労働衛生のためのリスク管理


作業場における有害化学物質の管理は、一般的には作業環境測定に基づく管理濃度によって管理することが労働安全衛生法に定められています。しかし、この法律で規定されている管理濃度は作業現場における平均的な雰囲気の濃度であって、現実に作業者が作業中に暴露している濃度とは異なります。従って、この場合のリスク管理は、それぞれの作業において実際に作業者が暴露していると思われる暴露量を直接暴露モデル計算により推算し、必要に応じて適切な防護策を講ずることにあります。

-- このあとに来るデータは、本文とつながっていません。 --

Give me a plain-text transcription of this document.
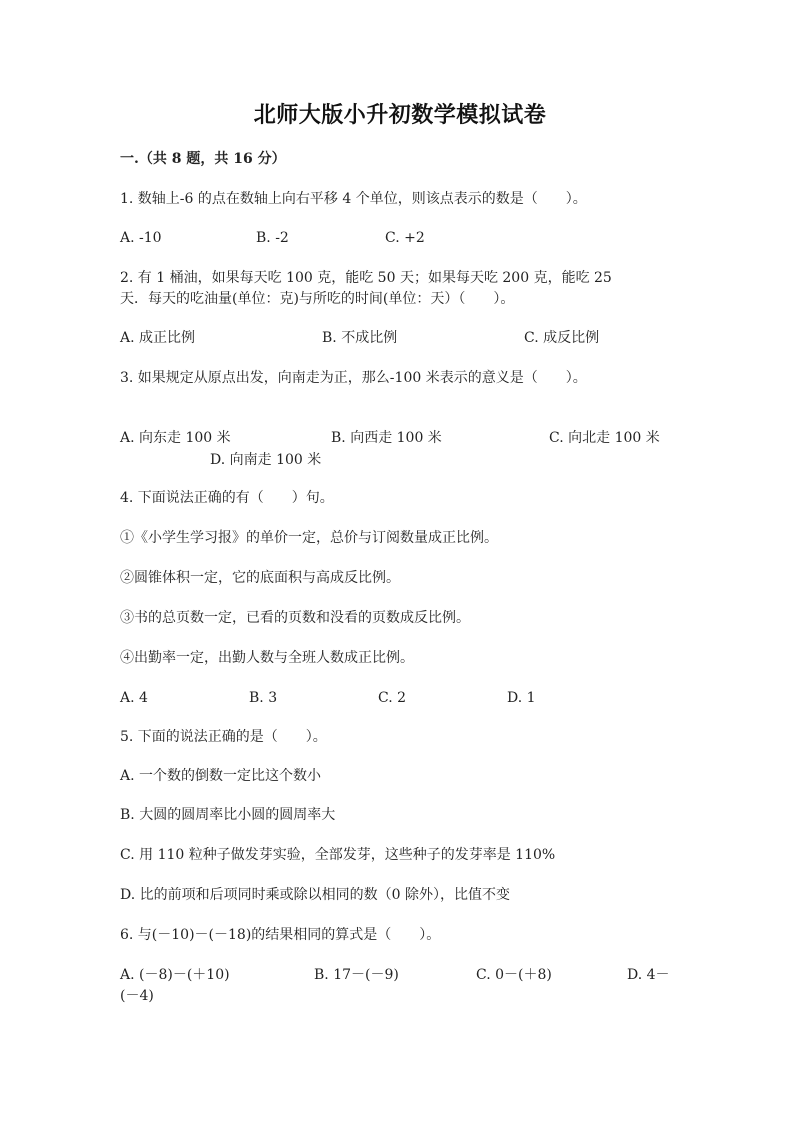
北师大版小升初数学模拟试卷
一.（共 8 题，共 16 分）
1. 数轴上-6 的点在数轴上向右平移 4 个单位，则该点表示的数是（　　）。
A. -10	B. -2	C. +2
2. 有 1 桶油，如果每天吃 100 克，能吃 50 天；如果每天吃 200 克，能吃 25
天．每天的吃油量(单位：克)与所吃的时间(单位：天）（　　）。
A. 成正比例	B. 不成比例	C. 成反比例
3. 如果规定从原点出发，向南走为正，那么-100 米表示的意义是（　　）。
A. 向东走 100 米	B. 向西走 100 米	C. 向北走 100 米
D. 向南走 100 米
4. 下面说法正确的有（　　）句。
①《小学生学习报》的单价一定，总价与订阅数量成正比例。
②圆锥体积一定，它的底面积与高成反比例。
③书的总页数一定，已看的页数和没看的页数成反比例。
④出勤率一定，出勤人数与全班人数成正比例。
A. 4	B. 3	C. 2	D. 1
5. 下面的说法正确的是（　　）。
A. 一个数的倒数一定比这个数小
B. 大圆的圆周率比小圆的圆周率大
C. 用 110 粒种子做发芽实验，全部发芽，这些种子的发芽率是 110%
D. 比的前项和后项同时乘或除以相同的数（0 除外），比值不变
6. 与(－10)－(－18)的结果相同的算式是（　　）。
A. (－8)－(＋10)	B. 17－(－9)	C. 0－(＋8)	D. 4－
(－4)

すなわち、図16に示すように、作業者が取り扱う全化学物質のそれぞれの特性から、ヒトの健康に影響を及ぼすハザード項目を選定し、手持ちの毒性に関する試験データを基にTDIなどの暴露限界値を求めます。次いで、予測されるあらゆる取り扱い状況に沿って作業中に受けるであろう暴露量を推定し、その状況でのリスクを予測します。この予測されたリスクが許容レベルを越えている場合には、設備対策など種々の防御策を講じた場合のリスクを再評価し、そのリスクレベルを許容レベル以下に下げるための対策を行い、作業標準書にその旨を記載してリスクを回避するための注意を促します。ただし、一般に現場の作業には定常作業と非定常作業とがあり、多くの場合、定常作業に比べて非定常作業は頻度的には少ないですが1回の作業での暴露量は大きくなることがあります。従って、非定常作業での暴露量をも加味した総合としての作業暴露量を把握しておくべきでしょう。